Regulators failing to match consumer demand for natural products supporting mental well-being – Watch

By Nurul Ain Razali contact

- Last updated on GMT

Experts demand regulators to step up their game in the supplement sector. ©Getty Images
Experts demand regulators to step up their game in the supplement sector. ©Getty Images

Related tags: mood, psychobiotics, ashwagandha, Resveratrol

Our first Mind and Mood Interactive Broadcast has heard that regulators are failing to match consumer demand for natural products to aid mental well-being spanning cognition, sleep, stress and anxiety in the wake of the COVID-19 pandemic.

Watch the on-demand event​ here for free.

Clinical pharmacologist and pharmaco-nutritionist Dr Paul Clayton said many firms had formulated products, but legislation has crippled sales in various markets. However, he quoted Singapore and Lithuania as exemplary in public health policy. Singapore has employed innovative strategies, whereas Lithuania has banned smoking in many areas.

“You can see the positive impact policies have on public health. Political figures, sadly, are largely scientifically illiterate. We could find a way to persuade them to take public health more seriously. One way is to approach them through mediconomists. Mediconomists have a disproportionate influence on policy formation, at least in the early stages. Improving public health is very cost-effective,” ​said Dr Clayton, a fellow at UK’s Institute for Food, Brain and Behaviour.

Other speakers included Dr Lesley Braun, Director at Blackmores Institute; Emeritus Professor Peter Howe from the University of Newcastle, Australia; Ewa Hudson, Director of Insights at Lumina Intelligence; Gillian Fish, Founder and CEO of The 6AM Agency; Angus Brown, Co-Founder and CEO of Ārepa; Ramesh Krish Kumar, Co-Founder and Managing Director of Asmara; and Kirsten Taylor, Director of Sleep and Wellness Centre New Zealand.

Specifying supplements

Taylor shared that vitamin and SleepDrops demand grew over the past year during the pandemic, demonstrating that consumers prioritise health. However, in terms of communications, Fish encouraged firms to explore consumer behaviour and triggers, for example, the causes of sleeplessness. After that, consumers should be empowered with relevant knowledge.

“A massive amount of relevant content that’s effective is key because that’s where the battle is won among brands,”​ Fish added.

The demand for mental wellness supplements was also substantiated by Brown, whose firm witnessed an explosion of sales during the pandemic. According to him, consumers were looking for two benefits, mind and happiness.

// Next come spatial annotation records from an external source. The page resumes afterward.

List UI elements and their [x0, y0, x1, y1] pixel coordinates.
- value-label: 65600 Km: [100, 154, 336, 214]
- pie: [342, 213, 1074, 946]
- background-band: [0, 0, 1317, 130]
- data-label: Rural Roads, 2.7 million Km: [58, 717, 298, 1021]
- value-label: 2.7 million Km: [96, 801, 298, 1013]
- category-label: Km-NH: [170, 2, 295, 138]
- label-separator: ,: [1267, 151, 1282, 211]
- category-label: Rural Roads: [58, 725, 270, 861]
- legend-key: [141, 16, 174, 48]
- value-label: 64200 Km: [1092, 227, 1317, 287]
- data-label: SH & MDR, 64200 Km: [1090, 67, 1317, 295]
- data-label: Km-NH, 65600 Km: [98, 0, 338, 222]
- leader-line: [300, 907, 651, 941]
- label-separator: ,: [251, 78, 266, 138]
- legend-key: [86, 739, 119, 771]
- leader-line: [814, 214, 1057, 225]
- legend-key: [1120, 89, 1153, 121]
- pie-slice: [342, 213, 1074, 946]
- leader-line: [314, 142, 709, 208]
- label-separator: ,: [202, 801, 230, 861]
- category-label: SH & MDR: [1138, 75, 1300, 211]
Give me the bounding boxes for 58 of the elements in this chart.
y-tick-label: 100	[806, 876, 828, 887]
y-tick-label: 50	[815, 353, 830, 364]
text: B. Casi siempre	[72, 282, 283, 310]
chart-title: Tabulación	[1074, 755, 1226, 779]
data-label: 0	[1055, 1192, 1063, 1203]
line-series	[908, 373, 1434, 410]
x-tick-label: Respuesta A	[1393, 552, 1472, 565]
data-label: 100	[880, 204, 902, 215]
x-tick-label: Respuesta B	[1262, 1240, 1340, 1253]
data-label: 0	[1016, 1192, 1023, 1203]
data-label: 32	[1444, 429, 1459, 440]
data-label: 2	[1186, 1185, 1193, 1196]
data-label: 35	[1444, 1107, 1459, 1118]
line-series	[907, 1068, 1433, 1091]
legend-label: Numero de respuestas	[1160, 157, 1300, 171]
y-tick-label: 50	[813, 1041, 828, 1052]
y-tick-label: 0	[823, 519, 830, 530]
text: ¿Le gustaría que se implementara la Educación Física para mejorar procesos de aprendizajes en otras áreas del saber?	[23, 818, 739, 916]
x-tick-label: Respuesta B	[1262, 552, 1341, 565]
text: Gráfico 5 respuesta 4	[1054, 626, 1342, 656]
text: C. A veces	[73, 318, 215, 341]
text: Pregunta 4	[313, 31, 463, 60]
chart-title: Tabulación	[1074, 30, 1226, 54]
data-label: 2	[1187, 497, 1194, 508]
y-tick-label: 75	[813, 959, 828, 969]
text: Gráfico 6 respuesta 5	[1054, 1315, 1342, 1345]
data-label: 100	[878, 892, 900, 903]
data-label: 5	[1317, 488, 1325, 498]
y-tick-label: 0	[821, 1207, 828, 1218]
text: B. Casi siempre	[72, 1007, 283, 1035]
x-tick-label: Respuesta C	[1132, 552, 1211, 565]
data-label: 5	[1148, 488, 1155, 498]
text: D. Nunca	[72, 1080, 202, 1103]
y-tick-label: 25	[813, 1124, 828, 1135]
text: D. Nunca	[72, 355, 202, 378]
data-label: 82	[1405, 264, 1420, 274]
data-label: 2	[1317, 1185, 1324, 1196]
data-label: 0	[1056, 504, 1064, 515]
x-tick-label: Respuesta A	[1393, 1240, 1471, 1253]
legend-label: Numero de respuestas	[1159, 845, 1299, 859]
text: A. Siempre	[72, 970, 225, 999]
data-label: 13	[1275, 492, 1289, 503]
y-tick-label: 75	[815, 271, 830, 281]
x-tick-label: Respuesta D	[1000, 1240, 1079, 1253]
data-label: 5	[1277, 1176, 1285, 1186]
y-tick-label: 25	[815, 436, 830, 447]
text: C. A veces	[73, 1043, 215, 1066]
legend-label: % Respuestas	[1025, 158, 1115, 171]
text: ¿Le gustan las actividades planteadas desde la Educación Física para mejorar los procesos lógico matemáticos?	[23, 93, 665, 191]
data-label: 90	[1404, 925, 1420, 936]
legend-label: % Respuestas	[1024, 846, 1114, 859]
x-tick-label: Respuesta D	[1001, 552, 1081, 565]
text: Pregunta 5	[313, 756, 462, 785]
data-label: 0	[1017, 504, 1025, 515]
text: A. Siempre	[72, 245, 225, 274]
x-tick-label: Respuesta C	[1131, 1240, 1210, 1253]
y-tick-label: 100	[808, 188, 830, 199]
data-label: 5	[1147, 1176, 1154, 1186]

Based on the growing demand, Dr Braun suggested a compendium on stress, physiological effects and the latest evidence for pharmacists. Additionally, she highlighted trending adaptogens like ashwagandha, CoQ10 and ginseng to alleviate stressors.

“When working with adaptogens, understand which ones work quickly or are long-term builders. For example, ashwagandha. Research shows you will get a response the same day,” ​she said.

For Hudson, psychobiotics are the eighth fastest rising probiotic supplements in APAC for 2021. She defined psychobiotics as probiotics that support the gut-brain axis, such as mood and cognitive health. The most significant market for the supplement was China, followed by Australia and India.

“Consumers are increasingly taking probiotics as treatments, and definitely beyond digestion and immunity. The big picture is that it was zero four years ago, but in APAC today, it is up by 35,000% in reviews,”​ said Hudson.

Prof Howe elaborated on resveratrol, a polyphenol that could enhance circulatory function. After conducting several clinical research, he found it to be most potent in enhancing blood flow. Resveratrol also showed an impact on mood, he said.

Speaking about Asian ingredients in the panel was Kumar, who highlighted the trend of reviving local sources as supplements like saffron and holy basil. However, the challenge lies in dosage formats because consumers prefer them incorporated into beverages or food.

Supporting supplements

Ending the event, Dr Clayton demanded facilitation to educate the public on scientific truths and discontinuation of the consumption of “toxic” products as public health declined.

“I think that this is a call for arms. We need to change this regulatory system. We all know it has effectively been co-opted by big pharma. They have got their boots on our throats, making it impossible for us to talk freely.

“We’ve been aiming our guns in the wrong direction. We need to focus exclusively on the food webs. And that goes all the way, from sustainability and production to the manufacturing and provision of less toxic products in the retail space. This is an incredibly turbulent and very interesting time. We see the rise of the East. Maybe, food is going to assume its rightful place in the public health space,”​ he said.